Meta has announced plans to withdraw all news content off Facebook and Instagram in Canada in advance of the implementation of a new law requiring the platforms to split money with publishers.
The Online News Act, commonly known as Bill C-18, will require large technology corporations to reimburse news publishers for information that appears on their platforms, including Google.
Ottawa has said the law creates a level playing field between online advertising giants and the shrinking news industry.
Canadian Heritage Minister Pablo Rodriguez has promised to push back on what he describes as “threats” from Facebook and Google to remove journalism from their platforms.
Meta’s plan to comply with the new law by blocking all news will also likely be harmful for news organisations, who derive web traffic from stories posted to Facebook and Instagram. The tech giant did not offer details about the timeline for the move, with the bill set to come into force six months after it receives royal assent.
Meta, which is based in Menlo Park, California, has taken similar steps in the past.

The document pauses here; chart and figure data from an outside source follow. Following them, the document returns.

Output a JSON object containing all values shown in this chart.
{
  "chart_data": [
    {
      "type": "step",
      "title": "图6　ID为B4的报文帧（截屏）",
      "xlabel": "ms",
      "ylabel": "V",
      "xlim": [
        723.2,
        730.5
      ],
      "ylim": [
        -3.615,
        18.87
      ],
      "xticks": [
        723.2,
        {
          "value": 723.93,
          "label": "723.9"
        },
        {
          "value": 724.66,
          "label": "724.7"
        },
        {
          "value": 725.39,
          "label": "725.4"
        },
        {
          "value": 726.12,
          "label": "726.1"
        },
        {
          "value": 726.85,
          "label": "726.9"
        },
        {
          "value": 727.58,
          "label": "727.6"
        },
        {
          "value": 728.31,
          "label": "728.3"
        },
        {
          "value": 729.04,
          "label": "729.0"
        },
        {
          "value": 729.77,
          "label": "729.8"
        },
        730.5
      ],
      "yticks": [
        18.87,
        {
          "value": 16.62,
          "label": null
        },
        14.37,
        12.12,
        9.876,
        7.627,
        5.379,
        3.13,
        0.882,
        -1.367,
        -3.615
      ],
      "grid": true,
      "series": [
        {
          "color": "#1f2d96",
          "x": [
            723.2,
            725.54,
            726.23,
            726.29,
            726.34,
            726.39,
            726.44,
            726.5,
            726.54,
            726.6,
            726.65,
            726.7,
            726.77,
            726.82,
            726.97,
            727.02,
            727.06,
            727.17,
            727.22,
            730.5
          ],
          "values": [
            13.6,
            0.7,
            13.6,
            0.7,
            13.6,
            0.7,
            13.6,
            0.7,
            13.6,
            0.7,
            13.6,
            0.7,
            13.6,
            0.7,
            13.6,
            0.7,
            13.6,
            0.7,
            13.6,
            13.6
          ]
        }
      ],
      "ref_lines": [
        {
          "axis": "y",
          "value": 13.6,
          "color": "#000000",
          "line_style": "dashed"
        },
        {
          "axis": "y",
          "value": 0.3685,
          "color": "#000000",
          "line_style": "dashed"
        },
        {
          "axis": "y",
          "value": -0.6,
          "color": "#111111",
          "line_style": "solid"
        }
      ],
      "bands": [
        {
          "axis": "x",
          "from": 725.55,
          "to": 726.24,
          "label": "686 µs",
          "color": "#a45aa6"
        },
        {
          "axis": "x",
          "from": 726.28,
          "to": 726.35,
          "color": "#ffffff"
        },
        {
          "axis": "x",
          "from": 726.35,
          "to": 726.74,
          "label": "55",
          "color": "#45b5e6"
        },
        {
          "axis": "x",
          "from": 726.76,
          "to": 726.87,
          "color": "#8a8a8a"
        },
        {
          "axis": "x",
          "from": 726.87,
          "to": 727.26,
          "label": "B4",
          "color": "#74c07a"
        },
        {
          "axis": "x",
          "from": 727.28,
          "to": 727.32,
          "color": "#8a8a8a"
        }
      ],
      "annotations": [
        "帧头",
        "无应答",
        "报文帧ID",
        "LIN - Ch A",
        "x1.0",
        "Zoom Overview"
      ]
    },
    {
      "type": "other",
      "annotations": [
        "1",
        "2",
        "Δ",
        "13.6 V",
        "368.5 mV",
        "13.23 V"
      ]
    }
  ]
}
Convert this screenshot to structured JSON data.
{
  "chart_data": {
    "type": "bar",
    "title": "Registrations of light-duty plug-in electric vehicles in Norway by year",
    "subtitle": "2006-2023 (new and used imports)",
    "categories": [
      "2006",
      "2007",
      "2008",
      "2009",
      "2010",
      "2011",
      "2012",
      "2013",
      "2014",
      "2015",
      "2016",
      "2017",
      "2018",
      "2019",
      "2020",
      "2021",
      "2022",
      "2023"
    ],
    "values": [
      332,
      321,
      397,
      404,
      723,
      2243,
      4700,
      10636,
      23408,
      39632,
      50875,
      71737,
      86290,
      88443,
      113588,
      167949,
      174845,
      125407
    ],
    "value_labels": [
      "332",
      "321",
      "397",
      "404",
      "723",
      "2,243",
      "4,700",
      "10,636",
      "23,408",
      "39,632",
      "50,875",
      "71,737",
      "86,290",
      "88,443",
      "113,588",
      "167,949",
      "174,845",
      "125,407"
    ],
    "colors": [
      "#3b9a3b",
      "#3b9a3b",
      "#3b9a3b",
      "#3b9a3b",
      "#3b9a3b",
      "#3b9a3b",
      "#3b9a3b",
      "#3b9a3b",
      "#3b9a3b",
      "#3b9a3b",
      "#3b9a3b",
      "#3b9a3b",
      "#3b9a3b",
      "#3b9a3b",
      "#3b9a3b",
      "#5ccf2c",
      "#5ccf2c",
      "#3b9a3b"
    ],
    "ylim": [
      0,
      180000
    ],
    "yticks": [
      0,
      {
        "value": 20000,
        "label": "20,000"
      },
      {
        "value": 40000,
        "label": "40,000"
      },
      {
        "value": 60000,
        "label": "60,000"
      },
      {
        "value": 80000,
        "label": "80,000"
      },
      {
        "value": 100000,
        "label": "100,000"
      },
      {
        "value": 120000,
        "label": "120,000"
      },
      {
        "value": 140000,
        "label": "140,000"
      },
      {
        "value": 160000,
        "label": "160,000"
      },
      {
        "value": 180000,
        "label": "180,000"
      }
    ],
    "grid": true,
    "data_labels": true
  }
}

In 2021, it briefly blocked news from its platform in Australia after the country passed legislation that would compel tech companies to pay publishers for using their news stories. It later struck deals with Australian publishers.
Laura Scaffidi, a spokesperson for the minister, said Mr Rodriguez was set to have a meeting Thursday afternoon with Google, which has hinted that removing news links from its popular search engine is a possibility. The company didn’t provide comment on the matter.
Meta is already undergoing a test that blocks news for up to five percent of its Canadian users, and Google ran a similar test earlier this year.
The Online News Act requires both companies to enter into agreements with news publishers to pay them for news content that appears on their sites if it helps the tech giants generate money.